Salut Kamel, comment ça se passe à Tizi Ouzou ?

Plutôt bien, merci. Moi, ça fait déjà trois ans que je suis ici. Ça va, la vie est cool.

Tu trouves pas qu’il fait chaud par moments ?

Quand je suis rentré de Paris le 28 juin dernier, il faisait 50 degrés (rires). C’était difficile. La plupart des gens vivent chez eux sous la clim. Comme à Dubaï.

Tu peux nous présenter un peu la ville ?

Tizi, c’est une ville très calme, vraiment il n’y a pas beaucoup d’activités pour les jeunes. C’est une ville très étudiante, mais ça ne bouge pas spécialement.

Ah bon ? Il y a pourtant de l’alcool en vente libre !

Ah ça, ouais, c’est très différent du reste du pays ! Mais moi, je ne touche pas à ça, pas du tout. C’est vrai qu’il y a pas mal de boutiques qui en vendent, après chacun est libre de faire ce qu’il veut. Moi, je m’occupe de moi. Alger, ça bouge plus, c’est une capitale, il y a plus de restaurants, d’activités, de choses à faire.

C’est pour ça que tu y étais cet après-midi…

Oui, je suis juste parti faire une petite course vite fait. Le trajet est long mine de rien. Les routes d’Algérie, c’est pas l’autoroute A6.

Donne-nous envie de venir à Tizi…

Tu sais, moi, je suis venu ici pour jouer au foot (rires). J’ai la chance d’habiter à Paris et d’y revenir tous les mois. Ici, c’est maison-entraînement. Dès que j’ai un petit week-end, je remonte en France pour voir ma famille.
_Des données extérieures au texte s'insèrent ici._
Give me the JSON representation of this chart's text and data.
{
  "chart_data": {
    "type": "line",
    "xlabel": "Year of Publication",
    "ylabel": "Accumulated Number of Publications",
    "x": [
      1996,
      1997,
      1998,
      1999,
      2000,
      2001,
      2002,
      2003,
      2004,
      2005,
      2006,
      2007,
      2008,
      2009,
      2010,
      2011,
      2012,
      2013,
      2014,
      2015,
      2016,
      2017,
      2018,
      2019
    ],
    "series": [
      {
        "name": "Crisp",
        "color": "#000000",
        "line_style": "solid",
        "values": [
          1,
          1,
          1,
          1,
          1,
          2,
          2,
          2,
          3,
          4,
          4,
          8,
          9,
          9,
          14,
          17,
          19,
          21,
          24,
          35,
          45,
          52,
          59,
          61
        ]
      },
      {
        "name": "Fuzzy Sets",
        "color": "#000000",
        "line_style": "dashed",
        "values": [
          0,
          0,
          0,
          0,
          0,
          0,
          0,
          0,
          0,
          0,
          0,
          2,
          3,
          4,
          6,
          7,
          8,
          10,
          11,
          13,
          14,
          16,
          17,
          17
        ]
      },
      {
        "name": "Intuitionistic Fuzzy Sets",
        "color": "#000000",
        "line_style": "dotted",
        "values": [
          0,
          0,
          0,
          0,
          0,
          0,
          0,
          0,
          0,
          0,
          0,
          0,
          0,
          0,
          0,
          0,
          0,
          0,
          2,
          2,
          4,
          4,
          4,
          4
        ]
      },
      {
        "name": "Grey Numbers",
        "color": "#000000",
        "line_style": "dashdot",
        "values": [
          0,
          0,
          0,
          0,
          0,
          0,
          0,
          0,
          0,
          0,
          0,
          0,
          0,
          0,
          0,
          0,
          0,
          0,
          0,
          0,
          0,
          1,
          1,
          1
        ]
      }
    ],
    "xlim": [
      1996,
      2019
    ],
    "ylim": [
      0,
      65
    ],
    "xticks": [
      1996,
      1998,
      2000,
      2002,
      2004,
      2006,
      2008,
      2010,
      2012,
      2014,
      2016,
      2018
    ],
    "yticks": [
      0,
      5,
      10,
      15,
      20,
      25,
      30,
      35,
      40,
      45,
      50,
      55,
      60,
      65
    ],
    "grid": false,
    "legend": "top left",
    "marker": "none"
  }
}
Pourquoi tu as décidé de venir alors ?

J’ai beaucoup galéré avant. Lors de ma dernière année de contrat au PSG, je me suis blessé deux fois, deux fractures du pied. Je n’ai pas pu jouer une saison complète, le club ne m’a pas gardé. Je n’avais que 18 ans. Et derrière, retrouver un challenge en étant blessé, ça a été très difficile. Même en sortant du PSG. Il y a eu une période où j’ai été un peu déçu du foot, on va dire.

Cela a duré combien de temps ?

Quatre ou cinq mois, à peu près. Il faut comprendre que de mes 10 ans à mes 18 ans, je n’ai pensé qu’au PSG. J’ai fait beaucoup de sacrifices. C’est difficile quand tout se termine. Après, j’ai l’impression qu’il y a beaucoup de joueurs de centre de formation dans mon cas. Quand ils ne passent pas stagiaires pro, ils ont du mal à redescendre dans le monde amateur. D’autant plus qu’au PSG, franchement, on était chouchoutés. Passer à l’échelon inférieur après ça, c’est dur. Du coup, je suis rentré chez moi, à Évry. J’avais besoin de retrouver une vie normale et de faire le point.

Il y avait qui avec toi au PSG ?

Ma génération, c’est Mamadou Sakho, Younousse Sankharé, David N’Gog, Granddi Ngoyi, Yussuf Mulumbu, que des mecs qui jouent dans des bons clubs.

Ah ouais, grosse concurrence…

Il y avait du bon niveau, on va dire !

Après avoir quitté le club, qu’est-ce que tu fais ?

J’essaie de retrouver mes esprits, je coupe complètement pendant quelques mois. J’ai fini par réaliser que je faisais ça depuis tout petit, que j’avais quand même des qualités. Je ne pouvais pas abandonner. Du coup, je me suis remis à m’entraîner seul. Et derrière, des amis m’ont convaincu de signer à Brétigny-sur-Orge. Je connaissais le club de réputation, car il est connu pour sa formation. Le coach m’a redonné confiance et j’ai retrouvé mes sensations. En huit mois, j’ai dû mettre une vingtaine de passes décisives et une dizaine de buts.

Derrière, tu signes rapidement à Sainte-Geneviève-des-Bois…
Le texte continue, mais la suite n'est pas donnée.